Se sentó al lado mío en el colectivo que me trajo de vuelta a lo que era mi casa, rodeada por otros tantos compañeros que, como él, me miraban con ojos curiosos y me atosigaban a preguntas acerca de ese lugar extraño del que yo venía: Argentina. Y ya desde esa tarde se me hizo imposible pasar por alto su metro noventa y pico, sus ojos celestes y su actitud.
Un mes más tarde, en la misma parada de colectivo, B. me pidió el teléfono y yo se lo anoté con pulso tembloroso en una libretita roja.
Una semana más tarde, B. y yo nos escapábamos juntos de una fiesta para robarnos besos a escondidas de los demás. Esa noche, me hizo mi primera marquita en el cuello, que tuve que ocultar los días subsiguientes bajo abrigadas poleras.
Sólo mi mejor amiga se enteró de lo que pasaba entre nosotros, a pesar de que varios sospechaban ya de las miradas alevosas que intercambiábamos con B. durante las materias que compartíamos. Por alguna razón, firmamos el acuerdo tácito de que nadie sabría qué pasaba realmente.
Antes de irme, a fines de mayo, B. me regaló otra sesión de besos junto con otra marquita en el cuello y el primer ramo de flores que me obsequió un hombre.
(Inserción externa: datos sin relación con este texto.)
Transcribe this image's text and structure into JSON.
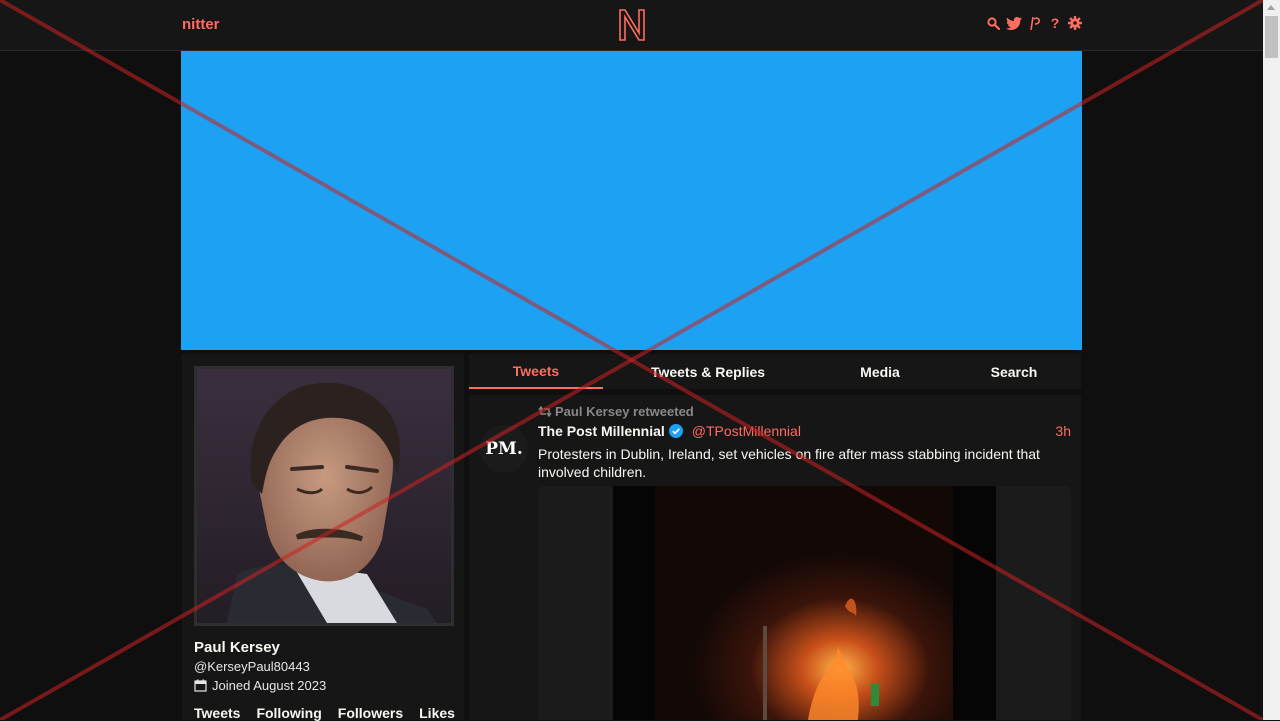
{
  "nav": {
    "brand": "nitter",
    "icons": [
      "search-icon",
      "twitter-bird-icon",
      "rss-icon",
      "help-icon",
      "settings-gear-icon"
    ],
    "help_glyph": "?"
  },
  "banner": {
    "color": "#1da1f2"
  },
  "profile": {
    "fullname": "Paul Kersey",
    "username": "@KerseyPaul80443",
    "joined": "Joined August 2023",
    "stats": {
      "tweets": "Tweets",
      "following": "Following",
      "followers": "Followers",
      "likes": "Likes"
    }
  },
  "tabs": [
    {
      "label": "Tweets",
      "active": true
    },
    {
      "label": "Tweets & Replies",
      "active": false
    },
    {
      "label": "Media",
      "active": false
    },
    {
      "label": "Search",
      "active": false
    }
  ],
  "tweet": {
    "retweet_label": "Paul Kersey retweeted",
    "avatar_text": "PM.",
    "fullname": "The Post Millennial",
    "verified": true,
    "username": "@TPostMillennial",
    "date": "3h",
    "text": "Protesters in Dublin, Ireland, set vehicles on fire after mass stabbing incident that involved children."
  },
  "colors": {
    "accent": "#ff6c60",
    "background": "#0f0f0f",
    "panel": "#161616"
  }
}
Yo dejé una carta para él en el buzón de correo que estaba a una cuadra de donde yo vivía, que él recibió precisamente al día siguiente que yo me tomé mi avión rumbo a Buenos Aires. Él no me respondió, pero sí habló con mi mejor amiga, y le explicó que había tenido que hacer un esfuerzo durante todos esos meses para no enamorarse de mí, y que lo había hecho por la sencilla razón de que sabía que a fines de mayo yo me iría y todo se terminaría.
Antes de irme, yo me compré un frasco del desodorante que él usaba y me traje su olor, para hacer más real su recuerdo. Lo tiré hace algunos años, y solamente conservé las fotos y una flor seca del ramo que me regaló. A veces pienso que esa marquita en el cuello todavía no se fue del todo y que quedó tatuada en algún lugar cercano a mi corazón.